We give much less time to thinking about what it is that needs protecting in the first place – our assets. This is especially important at the start of a cyber-security initiative when a solid grasp of your information assets is crucial. What are the key data and associated information flows, functions and systems that allow you to operate and deliver value to customers and users? Only by knowing this can you assess the risk that cyber-threats pose, identify the full scope of what needs defending and prioritise the investments needed.
This approach is in line with cross-industry cyber-security standards (eg ISO 27001 for Information Security Management System) as well as aviation-specific documentation such as the CANSO Cyber Security and Risk Assessment Guide.
But in reality identifying your information assets can be hard. Here are just a few of the common difficulties:
- It is a multi-disciplinary activity: operational, business and technical perspectives are needed to understand the critical assets that underpin an airport, airline or ANSP.
- It can be hard to value assets: value is determined by the impact of its compromise (sensitive financial information being made public, trusted aeronautical data being changed at random, loss of access to flight information, etc) and this can be a complex and subjective question.
- Some assets have little intrinsic value but enable critical activities: communication networks, for example, are only as valuable as the information transmitted over them. This can change over time as new concepts and services are introduced.

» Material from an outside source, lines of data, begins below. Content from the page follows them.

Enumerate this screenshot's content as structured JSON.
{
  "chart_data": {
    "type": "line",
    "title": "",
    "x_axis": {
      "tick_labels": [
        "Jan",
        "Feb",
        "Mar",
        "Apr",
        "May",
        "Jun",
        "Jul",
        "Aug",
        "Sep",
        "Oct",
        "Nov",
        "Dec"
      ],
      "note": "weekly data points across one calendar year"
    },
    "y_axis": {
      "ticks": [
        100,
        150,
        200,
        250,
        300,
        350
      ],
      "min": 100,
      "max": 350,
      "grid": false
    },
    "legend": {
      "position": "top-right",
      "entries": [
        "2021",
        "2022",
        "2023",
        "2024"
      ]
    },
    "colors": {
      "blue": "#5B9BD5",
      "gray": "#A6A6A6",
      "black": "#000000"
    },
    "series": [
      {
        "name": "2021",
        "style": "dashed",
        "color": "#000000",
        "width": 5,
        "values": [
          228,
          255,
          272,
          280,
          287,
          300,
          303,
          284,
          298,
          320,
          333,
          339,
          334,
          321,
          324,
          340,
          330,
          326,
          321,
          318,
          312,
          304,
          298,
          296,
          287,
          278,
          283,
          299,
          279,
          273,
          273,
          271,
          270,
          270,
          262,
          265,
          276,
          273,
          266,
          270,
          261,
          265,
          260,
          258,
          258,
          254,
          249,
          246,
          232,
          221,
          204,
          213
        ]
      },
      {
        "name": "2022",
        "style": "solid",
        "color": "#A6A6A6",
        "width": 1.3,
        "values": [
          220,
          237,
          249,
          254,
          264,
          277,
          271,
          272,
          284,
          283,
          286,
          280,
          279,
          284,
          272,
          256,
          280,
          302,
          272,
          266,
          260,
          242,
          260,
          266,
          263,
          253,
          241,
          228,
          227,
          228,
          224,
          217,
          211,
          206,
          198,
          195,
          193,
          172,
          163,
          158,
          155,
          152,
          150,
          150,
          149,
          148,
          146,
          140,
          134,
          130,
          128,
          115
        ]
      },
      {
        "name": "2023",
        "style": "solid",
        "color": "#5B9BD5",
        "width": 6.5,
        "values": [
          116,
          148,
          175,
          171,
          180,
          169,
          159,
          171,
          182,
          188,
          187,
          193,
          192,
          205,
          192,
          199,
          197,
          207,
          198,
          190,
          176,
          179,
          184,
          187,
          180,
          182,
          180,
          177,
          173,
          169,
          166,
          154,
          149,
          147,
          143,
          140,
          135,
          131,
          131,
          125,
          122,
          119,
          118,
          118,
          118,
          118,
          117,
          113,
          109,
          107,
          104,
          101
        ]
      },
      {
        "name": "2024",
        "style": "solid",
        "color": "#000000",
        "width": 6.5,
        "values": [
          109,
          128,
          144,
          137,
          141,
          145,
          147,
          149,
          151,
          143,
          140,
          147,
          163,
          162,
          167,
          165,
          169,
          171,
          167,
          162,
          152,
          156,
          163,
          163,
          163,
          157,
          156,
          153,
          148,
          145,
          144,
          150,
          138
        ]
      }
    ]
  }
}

During our recent security risk assessments for datalink, the asset starting point again proved true. Most of the discussion was over clarifying the information assets and their value. The range of assets that helped enable the end-to-end services was surprisingly broad - extending far beyond the communications and server equipment. Integrity and availability were highly valued by operational users, whilst confidentiality was not a key requirement (sometimes controversially).
Whilst understanding threats (as well as vulnerabilities and risks) is part of the cyber-security process, that process starts with understanding your assets. It's an exercise that involves many people and will spur much reflection, but will provide the firm basis for the rest of your cyber-security processes.